VW launched the Passat in Europe in 1973 and introduced it in 1974 under the model Dasher model in the US. The company called the second-generation version Quantum in the US. The vehicle did not receive the Passat name in this country until 1990. In 2011, VW decided to create a US-market-specific version of the Passat, which was more significant than its European counterpart.
Dodge Charger, Challenger, and Chrysler 300
The year 2023 marks the end of the road for the Dodge Charger, Challenger, and Chrysler 300. Stellantis, the parent company, bids farewell to this trio with a series of “Last Call” models, signaling the retirement of these powerful and iconic vehicles. Will we see their resurrection in electric form? The possibilities linger as the automotive world embraces electrification.
Ford, a key player in the automotive arena, is making strategic moves to retire certain models. The Ford Edge and Escape are set to leave the American market by 2024, making way for the production of electric vehicles at Ford’s Oakville plant. Additionally, the Transit Connect will take its final bow in 2023, citing efforts to streamline manufacturing and adapt to changing demands.

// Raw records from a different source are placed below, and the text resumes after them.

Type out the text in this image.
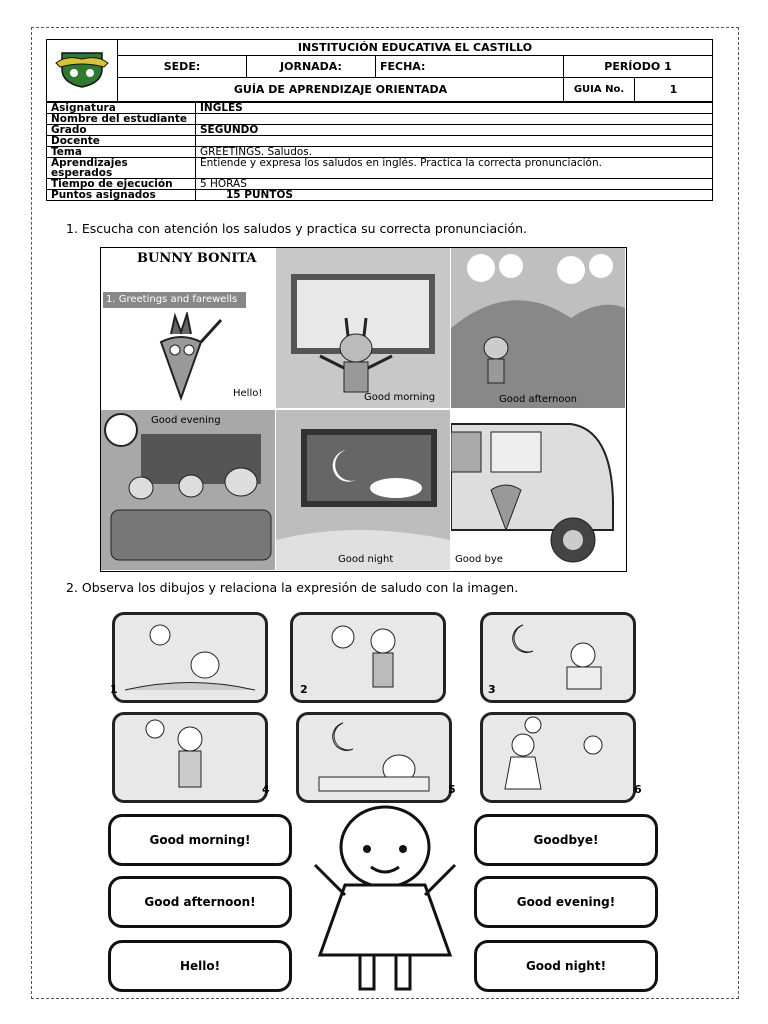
	INSTITUCIÓN EDUCATIVA EL CASTILLO			
	SEDE:	JORNADA:	FECHA:	PERÍODO 1
	GUÍA DE APRENDIZAJE ORIENTADA			GUIA No. 1
Asignatura	INGLES
Nombre del estudiante	
Grado	SEGUNDO
Docente	
Tema	GREETINGS. Saludos.
Aprendizajes esperados	Entiende y expresa los saludos en inglés. Practica la correcta pronunciación.
Tiempo de ejecución	5 HORAS
Puntos asignados	15 PUNTOS
1. Escucha con atención los saludos y practica su correcta pronunciación.
BUNNY BONITA
1. Greetings and farewells
Hello!	Good morning	Good afternoon
Good evening
Good night	Good bye
2. Observa los dibujos y relaciona la expresión de saludo con la imagen.
1	2	3
4	5	6
Good morning!
Good afternoon!
Hello!
Goodbye!
Good evening!
Good night!
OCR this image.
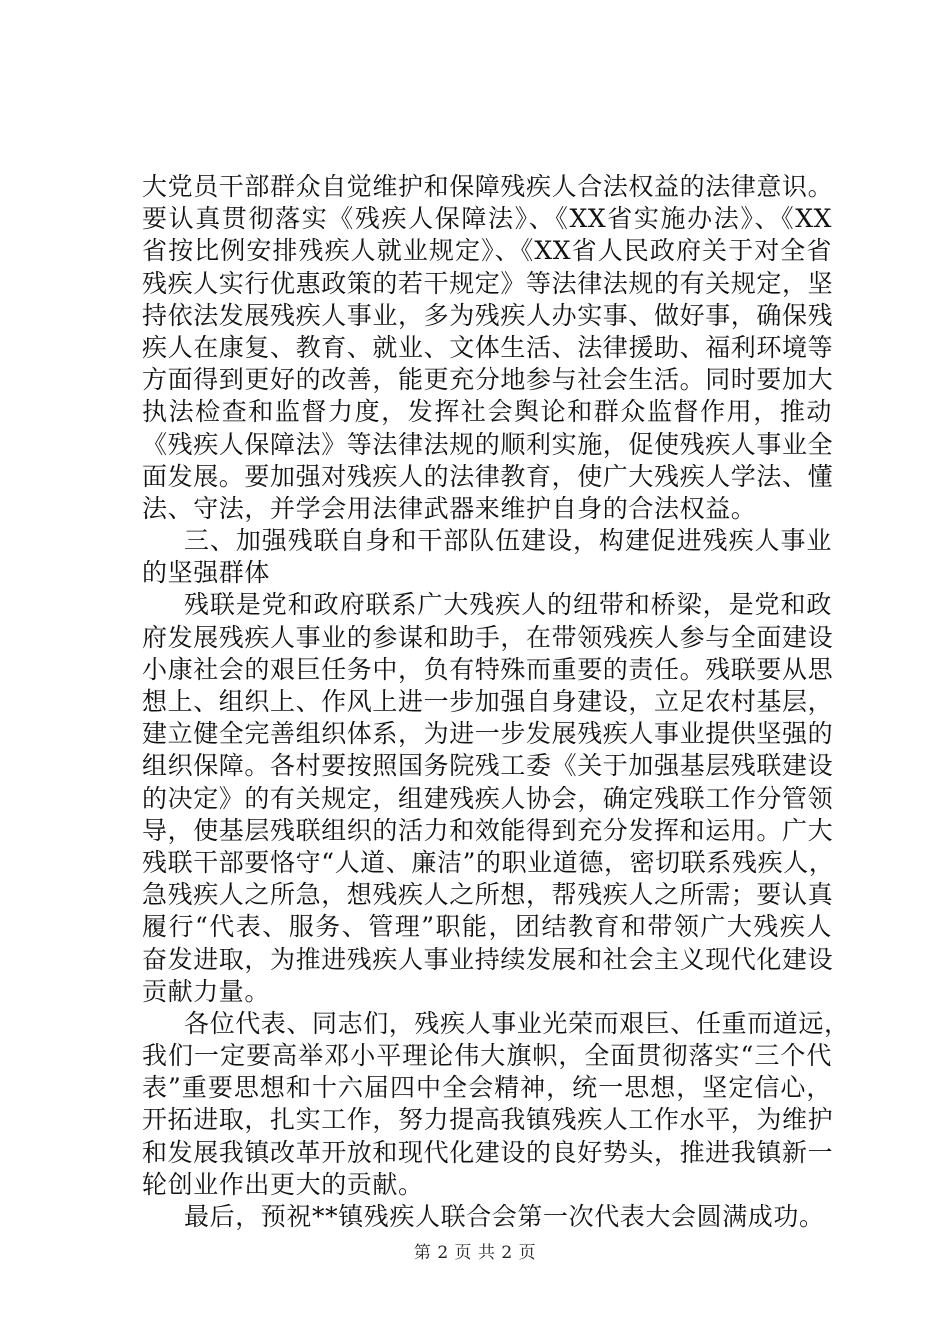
大党员干部群众自觉维护和保障残疾人合法权益的法律意识。
要认真贯彻落实《残疾人保障法》、《XX省实施办法》、《XX
省按比例安排残疾人就业规定》、《XX省人民政府关于对全省
残疾人实行优惠政策的若干规定》等法律法规的有关规定，坚
持依法发展残疾人事业，多为残疾人办实事、做好事，确保残
疾人在康复、教育、就业、文体生活、法律援助、福利环境等
方面得到更好的改善，能更充分地参与社会生活。同时要加大
执法检查和监督力度，发挥社会舆论和群众监督作用，推动
《残疾人保障法》等法律法规的顺利实施，促使残疾人事业全
面发展。要加强对残疾人的法律教育，使广大残疾人学法、懂
法、守法，并学会用法律武器来维护自身的合法权益。
三、加强残联自身和干部队伍建设，构建促进残疾人事业
的坚强群体
残联是党和政府联系广大残疾人的纽带和桥梁，是党和政
府发展残疾人事业的参谋和助手，在带领残疾人参与全面建设
小康社会的艰巨任务中，负有特殊而重要的责任。残联要从思
想上、组织上、作风上进一步加强自身建设，立足农村基层，
建立健全完善组织体系，为进一步发展残疾人事业提供坚强的
组织保障。各村要按照国务院残工委《关于加强基层残联建设
的决定》的有关规定，组建残疾人协会，确定残联工作分管领
导，使基层残联组织的活力和效能得到充分发挥和运用。广大
残联干部要恪守“人道、廉洁”的职业道德，密切联系残疾人，
急残疾人之所急，想残疾人之所想，帮残疾人之所需；要认真
履行“代表、服务、管理”职能，团结教育和带领广大残疾人
奋发进取，为推进残疾人事业持续发展和社会主义现代化建设
贡献力量。
各位代表、同志们，残疾人事业光荣而艰巨、任重而道远，
我们一定要高举邓小平理论伟大旗帜，全面贯彻落实“三个代
表”重要思想和十六届四中全会精神，统一思想，坚定信心，
开拓进取，扎实工作，努力提高我镇残疾人工作水平，为维护
和发展我镇改革开放和现代化建设的良好势头，推进我镇新一
轮创业作出更大的贡献。
最后，预祝**镇残疾人联合会第一次代表大会圆满成功。
第 2 页 共 2 页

Chevrolet bids farewell to the Bolt EV and EUV, the affordable electric vehicles that have made waves in the market. However, there’s a promise of a new generation utilizing GM’s Ultium battery tech. Meanwhile, the iconic Chevrolet Camaro bows out in 2024, graced with a Collector’s Edition.
Audi’s R8 and TT and the Genesis G70
European automakers are not immune to the winds of change. Audi’s R8, a supercar that graced the roads for 17 years, takes its final lap, leaving room for speculation about an electric successor. The Audi TT follows suit in discontinuation after the 2023 model year. Across the spectrum, the Genesis G70 bids farewell, aligning with the brand’s electrification goals.
Mazda, Mitsubishi, and Nissan
Japanese automakers are also part of the evolving narrative. Mazda’s CX-9 bids adieu, making room for the CX-90 in the lineup. The Mazda MX-30, an oddity in the electric realm, sees its end in the U.S. market. Mitsubishi Mirage, the most affordable model, faces discontinuation in 2025, while Nissan’s Maxima concludes its production run in 2023, leaving room for potential electric revival based on the IMs concept.
The discontinuation of these car models in 2024 marks a symbolic shift in the automotive horizon. While we say goodbye to the roaring engines and classic designs, we also usher in a new era of electric possibilities and sustainable mobility. The roads may be different, but the journey into the future promises innovation, efficiency, and a redefined driving experience.
In the ever-evolving automotive industry, the goodbye to certain models is not just an end; it’s the beginning of what lies ahead.
We hope this article will be helpful for you if you are going to purchase a new model. How is our news on “cars being discontinued in 2024?”